There were two elements driving yesterday’s protests and strikes. One was a justifiable rejection of the new government's curtailment of workers’ rights. The other was a rejection of the legitimacy of the new government. The unions, and peronistas in general see, any non-peronista government as an aberration, a phenomenon both anti-natural and anti-Argentine, one which must be brought down by any means necessary.

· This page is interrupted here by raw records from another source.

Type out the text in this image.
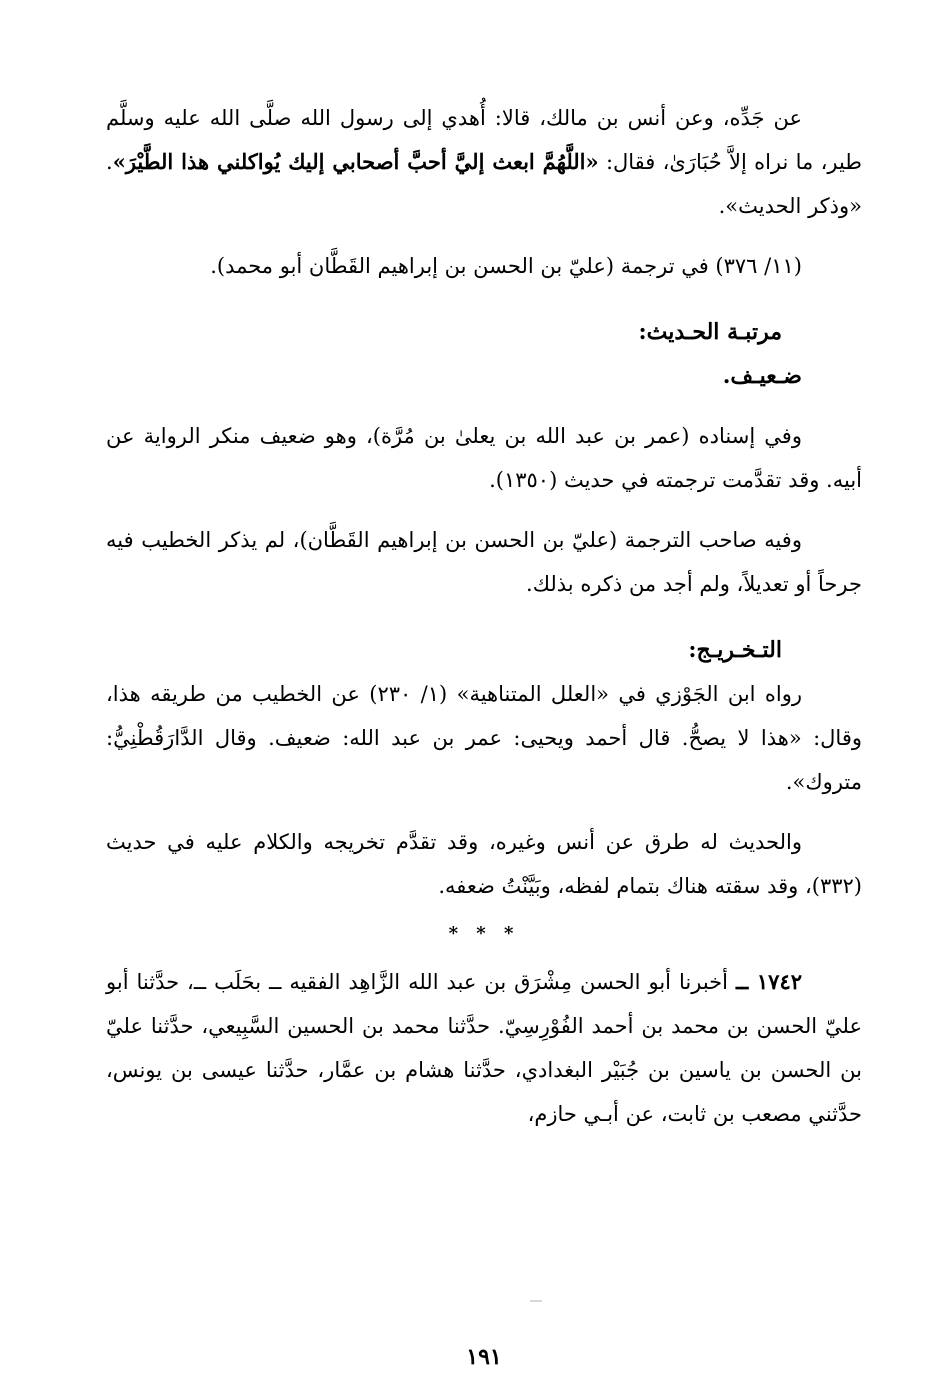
عن جَدِّه، وعن أنس بن مالك، قالا: أُهدي إلى رسول الله صلَّى الله عليه وسلَّم طير، ما نراه إلاَّ حُبَارَىٰ، فقال: «اللَّهُمَّ ابعث إليَّ أحبَّ أصحابي إليك يُواكلني هذا الطَّيْرَ». «وذكر الحديث».

(١١/ ٣٧٦) في ترجمة (عليّ بن الحسن بن إبراهيم القَطَّان أبو محمد).

مرتبـة الحـديث:
ضـعيـف.

وفي إسناده (عمر بن عبد الله بن يعلىٰ بن مُرَّة)، وهو ضعيف منكر الرواية عن أبيه. وقد تقدَّمت ترجمته في حديث (١٣٥٠).

وفيه صاحب الترجمة (عليّ بن الحسن بن إبراهيم القَطَّان)، لم يذكر الخطيب فيه جرحاً أو تعديلاً، ولم أجد من ذكره بذلك.

التـخـريـج:

رواه ابن الجَوْزي في «العلل المتناهية» (١/ ٢٣٠) عن الخطيب من طريقه هذا، وقال: «هذا لا يصحُّ. قال أحمد ويحيى: عمر بن عبد الله: ضعيف. وقال الدَّارَقُطْنِيُّ: متروك».

والحديث له طرق عن أنس وغيره، وقد تقدَّم تخريجه والكلام عليه في حديث (٣٣٢)، وقد سقته هناك بتمام لفظه، وبَيَّنْتُ ضعفه.

* * *

١٧٤٢ ــ أخبرنا أبو الحسن مِشْرَق بن عبد الله الزَّاهِد الفقيه ــ بحَلَب ــ، حدَّثنا أبو عليّ الحسن بن محمد بن أحمد الفُوْرِسِيّ. حدَّثنا محمد بن الحسين السَّبِيعي، حدَّثنا عليّ بن الحسن بن ياسين بن جُبَيْر البغدادي، حدَّثنا هشام بن عمَّار، حدَّثنا عيسى بن يونس، حدَّثني مصعب بن ثابت، عن أبـي حازم،

١٩١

Yesterday was also the performance of a liturgy; chanting, dancing masses, the thump of bass drums and the smell of choripanes, ”the people” taking to the streets in the name of the deep and true identity of both the nation and the working class to reject a false and foreignising government,
That liturgy could once mobilise millions of Argentines, today its clergy are happy with several tens of thousands. The magic just doesn’t work as well anymore. The resemblances between the trajectory of the Catholic Church and the peronista trade unions in recent years are notable
Under the catastrophic mandate of the outgoing peronista government, inflation rose to 200% annually and poverty to more than 40% but this didn’t produce even a flicker of protest from the unions. Why make things difficult for fellow peronistas? As General Perón said, “For a peronista there’s nothing better than another peronista.”
4.
Facundo Moyano is one of the bosses of the toll booth operators union, a former Congress Deputy, the brother of the above-mentioned Pablo and the son of Hugo Moyano, another CGT leader. Yesterday he did something that Argentine union leaders aren’t famous for; engaging in scorching self-criticism. He said that the strike should have been held two years ago and that the management of the economy by the previous government was “a disaster”. He also says the unions have for too long ignored the situation of the informally employed (half the workforce in Argentina).
And in an interview elsewhere yesterday he blamed Milei’s victory on the previous government, its…
… institutional mess, the economic disaster, the quarrels of ego, of vanities, of political leaders, including myself. Because even though I resigned (as a Deputy), I am still a political leader of Peronism. And I resigned, do you know why? To be free to criticise. We have to face up to society and say, yes, we are responsible for it. We dishonoured the history of peronismo, because peronismo is jobs, peronismo is upward social mobility, peronismo is education.
Facundo is someone to keep an eye on for the future of trade unionism and politics in Argentina; rich, good-looking and ambitious, and not afraid to tell people on his own side what they don’t want to hear.